Saya akhirnya paham mengapa bapak saya dulu pernah mengatakan bahwa tidak semua orang betah atau bertahan belajar membaca Al Quran dengan fasih. Saya sendiri belum tahu, seberapa jauh saya akan bertahan. Apalagi jika melihat beberapa teman yang kurang mendukung hanya karena melihat tampilan fisik ustadzahnya. 
Ada beberapa teman saya yang menganggap seorang wanita berjilbab super lebar itu adalah wahabi. Saya tidak tahu, bagaimana jadinya jika suatu saat teman saya tersebut mengetahui bahwa saya sering bergaul dengan mereka. Apakah saya akan ditendang dari TPQ. Saya kadang berangkat diam-diam mengamati sekitar barangkali teman saya yang antipati tersebut sedang berjalan di dekat tempat saya belajar. Kebetulan lokasinya berdekatan. Untungnya bapak saya adalah seorang ayah yang demokratis. Selama yang diajarkan bukan sesuatu yang sesat, apa salahnya didekati dan dipelajari. Apalagi yang dipelajari adalah ilmu fasoha.
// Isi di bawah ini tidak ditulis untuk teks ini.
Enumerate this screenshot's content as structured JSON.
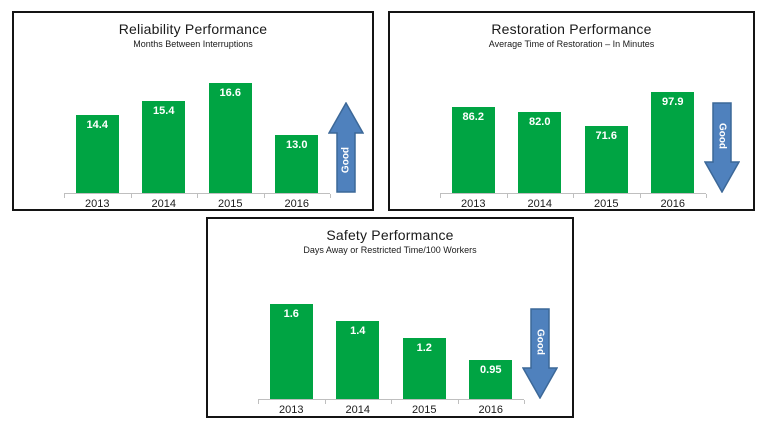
{
  "colors": {
    "bar_green": "#00A443",
    "bar_value_label": "#FFFFFF",
    "arrow_fill": "#4F81BD",
    "arrow_stroke": "#3C6898",
    "good_text": "#FFFFFF",
    "axis_line": "#BFBFBF",
    "panel_border": "#141414",
    "text": "#1A1A1A",
    "background": "#FFFFFF"
  },
  "chart_data": [
    {
      "id": "reliability",
      "type": "bar",
      "title": "Reliability Performance",
      "subtitle": "Months Between Interruptions",
      "categories": [
        "2013",
        "2014",
        "2015",
        "2016"
      ],
      "values": [
        14.4,
        15.4,
        16.6,
        13.0
      ],
      "value_labels": [
        "14.4",
        "15.4",
        "16.6",
        "13.0"
      ],
      "ylim": [
        9,
        18
      ],
      "grid": false,
      "legend": "none",
      "good_direction": "up",
      "good_label": "Good"
    },
    {
      "id": "restoration",
      "type": "bar",
      "title": "Restoration Performance",
      "subtitle": "Average Time of Restoration – In Minutes",
      "categories": [
        "2013",
        "2014",
        "2015",
        "2016"
      ],
      "values": [
        86.2,
        82.0,
        71.6,
        97.9
      ],
      "value_labels": [
        "86.2",
        "82.0",
        "71.6",
        "97.9"
      ],
      "ylim": [
        20,
        120
      ],
      "grid": false,
      "legend": "none",
      "good_direction": "down",
      "good_label": "Good"
    },
    {
      "id": "safety",
      "type": "bar",
      "title": "Safety Performance",
      "subtitle": "Days Away or Restricted Time/100 Workers",
      "categories": [
        "2013",
        "2014",
        "2015",
        "2016"
      ],
      "values": [
        1.6,
        1.4,
        1.2,
        0.95
      ],
      "value_labels": [
        "1.6",
        "1.4",
        "1.2",
        "0.95"
      ],
      "ylim": [
        0.5,
        2.0
      ],
      "grid": false,
      "legend": "none",
      "good_direction": "down",
      "good_label": "Good"
    }
  ]
}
Ilmu yang langka bagi saya, ilmu yang mungkin hanya bisa ditemui di tempat-tempat tertentu. 
Saya salut dengan teman-teman yang datang dari luar kampung saya. Mereka selalu bersemangat untuk belajar non mukim di dekat rumah saya. Ada yang dari Tirto, Podo Sugih, Sugih Waras, Sapuro, Bendan dan bahkan ada yang dari Kajen. Sebagian ada yang sudah hafal beberapa juz, sebagian ada juga yang masih tahsin (memperbagus bacaan) seperti saya. Mereka ada yang berjilbab besar dan sedang. Saya yakin teman-teman yang berjilbab sedang tidak ada pemikiran bahwa ustadzahnya yang berjilbab besar adalah seorang yang wahabi. Bagi saya hanya orang-orang yang berpikiran sempit saja yang menyebut mereka wahabi. :D
Sadarlah.... ini tahun 2016. Jangan mau dipecah belah. Kita Islam, tuhannya Allah SWT, sholatnya sama menghadap kiblat, sholatnya sama 5 waktu. Mau NU atau Muhammadiyah, jangan diperuncing. Pelajari semuanya, insya Allah semua ada dasar dan dalilnya. Positif thinking saja.

Baca Juga :
1. RENOVASI ATAP DALAM RUMAH
2. BIMBINGAN PEMUSTAKA
3. OLEH-OLEH DARI SLBN MERBABU
4. BELAJAR NON MUKIM
5. LAGU JAWA, TEMBANG SEMARANG ASEME ARANG
6. RABU WEKASAN

2 komentar:

  1. hahaha..iya mba begitulah.aku pernah di lingkungan yg mayoritasnya wahabi *mungkin tapi ya aku tetep kok megang keyakinan NU ku dg tidak jelek2in mereka juga. ngaji bareng, nek misal ada yg ga sesuai ya diabaikan wkwkkw.

    BalasHapus

Alamat

Berbagi Kebahagiaan, ilmu yang pernah diajarkan kepada saya.
Terima Kasih untuk guru, teman dan keluarga tercinta.

ads

loading...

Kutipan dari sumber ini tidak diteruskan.